Colon cancer is an environmental disease associated with westernization, and it has been shown that it takes one generation for immigrants to change their risk of cancer. To investigate the role of the western diet in driving this change, we have switched the macronutrient composition of diets of groups of 20 healthy middle aged African Americans, who have the highest risk of colon cancer in the USA (~65:100,000) and rural Africans, who rarely get the disease (<5:100,000) and measured its impact on mucosal biomarkers of cancer risk and the colonic microbiota that we hypothesize regulate this risk. Twenty healthy middle-aged volunteers from each community were housed for two weeks so that food could be prepared and consumed under close supervision. Americans were given a “traditional African” diet, high in fiber and low in meat and fat, while Africans were given a western diet, high in meat and fat, low in fiber. Mucosal biopsies taken from the proximal, mid and distal colon at colonoscopy before and after the dietary switch showed significant suppression of inflammation and proliferation cancer biomarkers in Americans and increases in Africans.

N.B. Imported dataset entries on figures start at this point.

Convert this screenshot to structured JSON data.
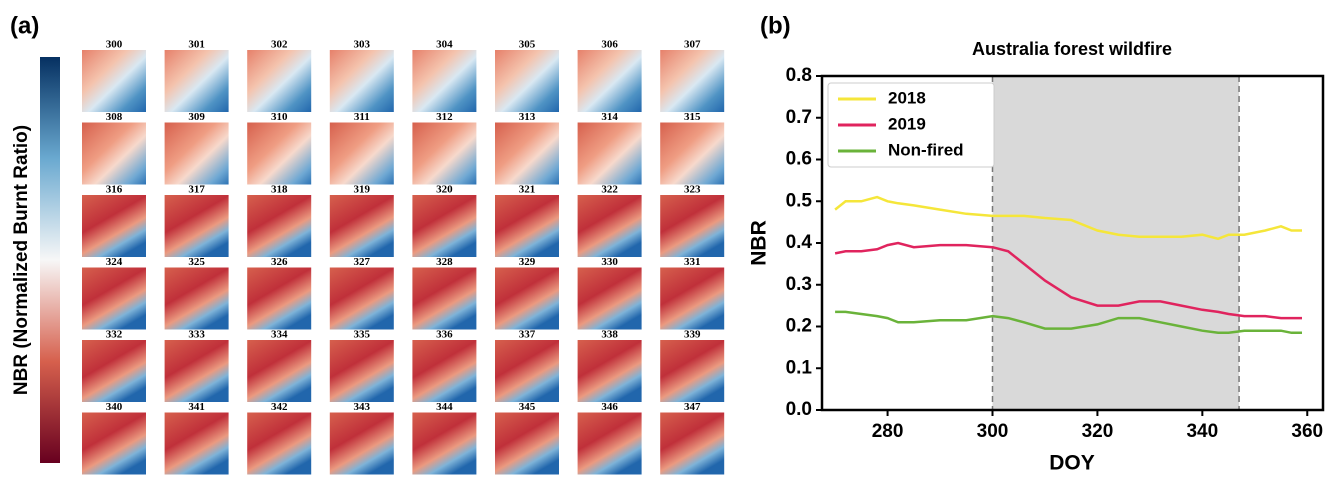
{
  "chart_data": [
    {
      "type": "image-grid",
      "panel_label": "(a)",
      "colorbar_label": "NBR (Normalized Burnt Ratio)",
      "labels": [
        300,
        301,
        302,
        303,
        304,
        305,
        306,
        307,
        308,
        309,
        310,
        311,
        312,
        313,
        314,
        315,
        316,
        317,
        318,
        319,
        320,
        321,
        322,
        323,
        324,
        325,
        326,
        327,
        328,
        329,
        330,
        331,
        332,
        333,
        334,
        335,
        336,
        337,
        338,
        339,
        340,
        341,
        342,
        343,
        344,
        345,
        346,
        347
      ]
    },
    {
      "type": "line",
      "panel_label": "(b)",
      "title": "Australia forest wildfire",
      "x_label": "DOY",
      "y_label": "NBR",
      "x": [
        270,
        272,
        275,
        278,
        280,
        282,
        285,
        290,
        295,
        300,
        303,
        306,
        310,
        315,
        320,
        324,
        328,
        332,
        336,
        340,
        343,
        345,
        348,
        352,
        355,
        357,
        359
      ],
      "xlim": [
        267.5,
        363
      ],
      "xticks": [
        280,
        300,
        320,
        340,
        360
      ],
      "ylim": [
        0,
        0.8
      ],
      "yticks": [
        {
          "value": 0,
          "label": "0.0"
        },
        0.1,
        0.2,
        0.3,
        0.4,
        0.5,
        0.6,
        0.7,
        0.8
      ],
      "shaded_span": [
        300,
        347
      ],
      "legend": "upper left",
      "series": [
        {
          "name": "2018",
          "color": "#f5e63a",
          "values": [
            0.48,
            0.5,
            0.5,
            0.51,
            0.5,
            0.495,
            0.49,
            0.48,
            0.47,
            0.465,
            0.465,
            0.465,
            0.46,
            0.455,
            0.43,
            0.42,
            0.415,
            0.415,
            0.415,
            0.42,
            0.41,
            0.42,
            0.42,
            0.43,
            0.44,
            0.43,
            0.43
          ]
        },
        {
          "name": "2019",
          "color": "#e0245e",
          "values": [
            0.375,
            0.38,
            0.38,
            0.385,
            0.395,
            0.4,
            0.39,
            0.395,
            0.395,
            0.39,
            0.38,
            0.35,
            0.31,
            0.27,
            0.25,
            0.25,
            0.26,
            0.26,
            0.25,
            0.24,
            0.235,
            0.23,
            0.225,
            0.225,
            0.22,
            0.22,
            0.22
          ]
        },
        {
          "name": "Non-fired",
          "color": "#6ab33a",
          "values": [
            0.235,
            0.235,
            0.23,
            0.225,
            0.22,
            0.21,
            0.21,
            0.215,
            0.215,
            0.225,
            0.22,
            0.21,
            0.195,
            0.195,
            0.205,
            0.22,
            0.22,
            0.21,
            0.2,
            0.19,
            0.185,
            0.185,
            0.19,
            0.19,
            0.19,
            0.185,
            0.185
          ]
        }
      ]
    }
  ]
}
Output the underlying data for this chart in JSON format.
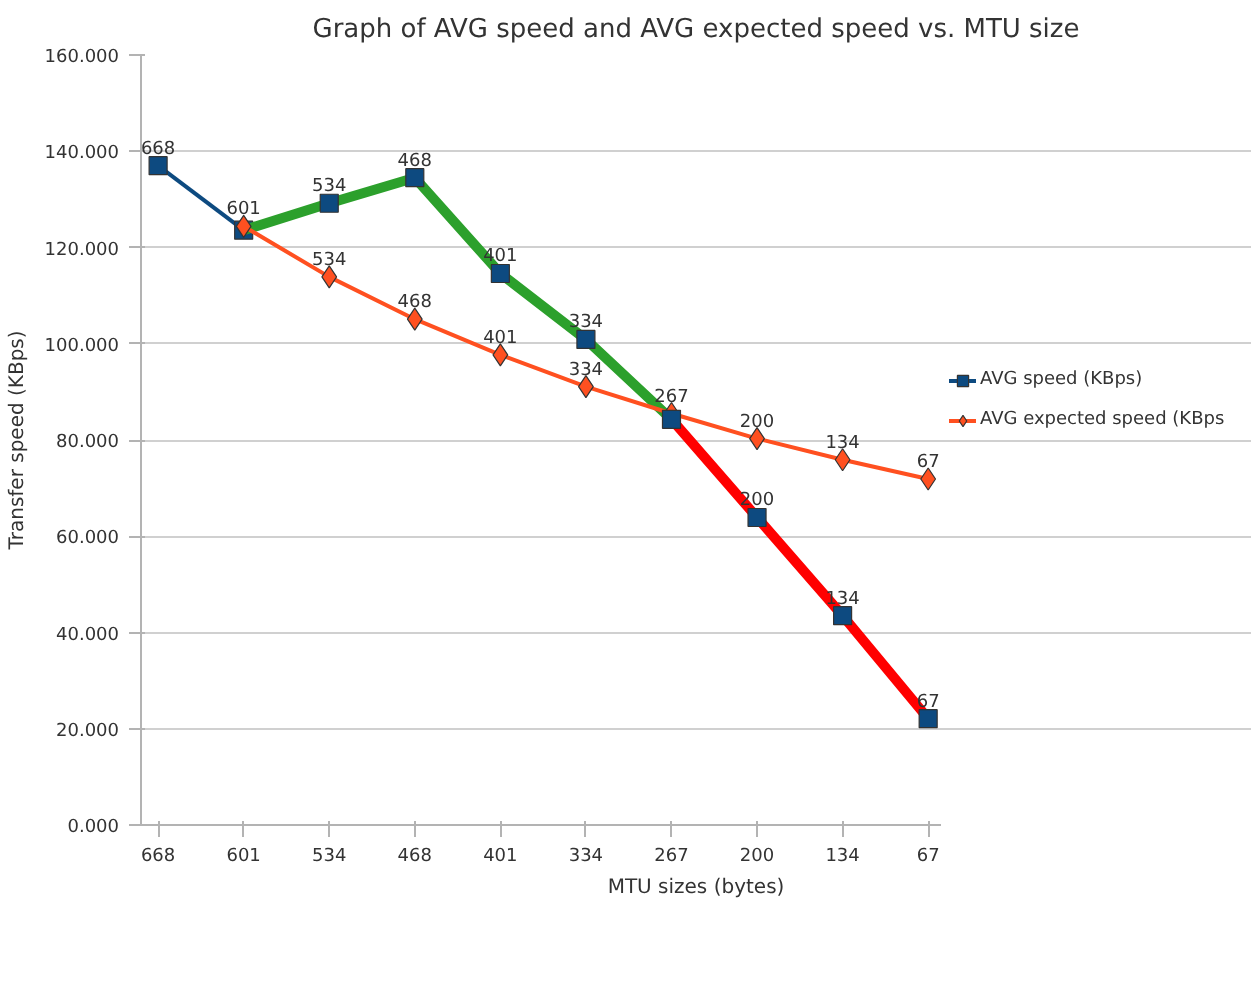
{
  "chart_data": {
    "type": "line",
    "title": "Graph of AVG speed and AVG expected speed vs. MTU size",
    "xlabel": "MTU sizes (bytes)",
    "ylabel": "Transfer speed (KBps)",
    "categories": [
      "668",
      "601",
      "534",
      "468",
      "401",
      "334",
      "267",
      "200",
      "134",
      "67"
    ],
    "series": [
      {
        "name": "AVG speed (KBps)",
        "type": "line",
        "color": "#0d4a80",
        "marker": "square",
        "values": [
          137,
          123.6,
          null,
          null,
          null,
          null,
          null,
          null,
          null,
          null
        ]
      },
      {
        "type": "line",
        "color": "#2ca02c",
        "marker": "none",
        "values": [
          null,
          123.6,
          129.2,
          134.5,
          114.6,
          100.9,
          84.3,
          null,
          null,
          null
        ]
      },
      {
        "type": "line",
        "color": "#ff0000",
        "marker": "none",
        "values": [
          null,
          null,
          null,
          null,
          null,
          null,
          84.3,
          63.9,
          43.5,
          22.1
        ]
      },
      {
        "name": "AVG expected speed (KBps",
        "type": "line",
        "color": "#ff5020",
        "marker": "diamond",
        "values": [
          null,
          124.4,
          113.9,
          105.1,
          97.7,
          91.1,
          85.5,
          80.3,
          75.9,
          71.9
        ]
      },
      {
        "type": "scatter",
        "color": "#0d4a80",
        "marker": "square",
        "values": [
          null,
          null,
          129.2,
          134.5,
          114.6,
          100.9,
          84.3,
          63.9,
          43.5,
          22.1
        ]
      }
    ],
    "annotations": [
      {
        "text": "668",
        "x": "668",
        "y": 137
      },
      {
        "text": "601",
        "x": "601",
        "y": 124.4
      },
      {
        "text": "534",
        "x": "534",
        "y": 129.2
      },
      {
        "text": "468",
        "x": "468",
        "y": 134.5
      },
      {
        "text": "401",
        "x": "401",
        "y": 114.6
      },
      {
        "text": "334",
        "x": "334",
        "y": 100.9
      },
      {
        "text": "534",
        "x": "534",
        "y": 113.9
      },
      {
        "text": "468",
        "x": "468",
        "y": 105.1
      },
      {
        "text": "401",
        "x": "401",
        "y": 97.7
      },
      {
        "text": "334",
        "x": "334",
        "y": 91.1
      },
      {
        "text": "267",
        "x": "267",
        "y": 85.5
      },
      {
        "text": "200",
        "x": "200",
        "y": 80.3
      },
      {
        "text": "134",
        "x": "134",
        "y": 75.9
      },
      {
        "text": "67",
        "x": "67",
        "y": 71.9
      },
      {
        "text": "200",
        "x": "200",
        "y": 63.9
      },
      {
        "text": "134",
        "x": "134",
        "y": 43.5
      },
      {
        "text": "67",
        "x": "67",
        "y": 22.1
      }
    ],
    "ylim": [
      0,
      160
    ],
    "yticks": [
      {
        "value": 0,
        "label": "0.000"
      },
      {
        "value": 20,
        "label": "20.000"
      },
      {
        "value": 40,
        "label": "40.000"
      },
      {
        "value": 60,
        "label": "60.000"
      },
      {
        "value": 80,
        "label": "80.000"
      },
      {
        "value": 100,
        "label": "100.000"
      },
      {
        "value": 120,
        "label": "120.000"
      },
      {
        "value": 140,
        "label": "140.000"
      },
      {
        "value": 160,
        "label": "160.000"
      }
    ],
    "grid": "y",
    "legend": "right"
  }
}
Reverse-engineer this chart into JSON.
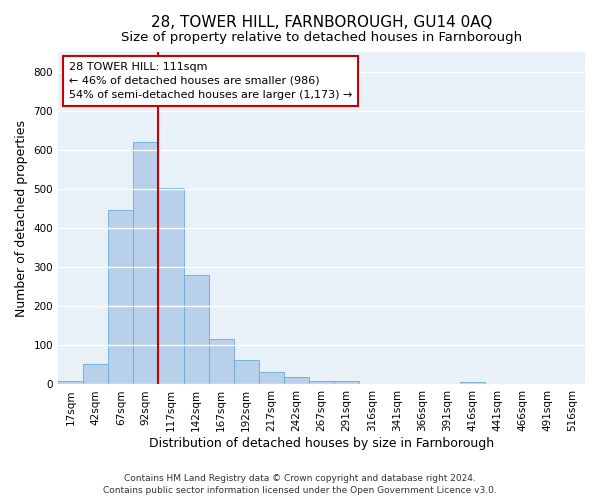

In keeping with our hypothesis, these changes were associated with changes in bacterial co-occurrences, notably those of butyrate producers, and their metabolomic phenotypes. Targeted analysis of microbes associated with saccharolytic fermentation and their products, short chain fatty acids, showed that they were strongly associated with suppression of cancer biomarkers, whilst microbes associated with bile acid deconjugation and secondary bile acid production exhibited the reverse, providing a mechanism for the strong epidemiological evidence that fiber reduces risk and fat, by increasing the hepatic synthesis of bile acids, increases risk. In conclusion, our results build on the observation that the incidence of colon cancer changes within one generation of westernization by showing that the mucosal changes associated with carcinogenesis change within two weeks of switching to a western diet and provide evidence that the change is mediated by colonic microbial metabolism.

Citation Format: Stephen J. O'Keefe. Changes in diet and microbiome that mitigate CRC risk in Native Africans vs. African Americans. [abstract]. In: Proceedings of the AACR Special Conference on Colorectal Cancer: From Initiation to Outcomes; 2016 Sep 17-20; Tampa, FL. Philadelphia (PA): AACR; Cancer Res 2017;77(3 Suppl):Abstract nr IA26.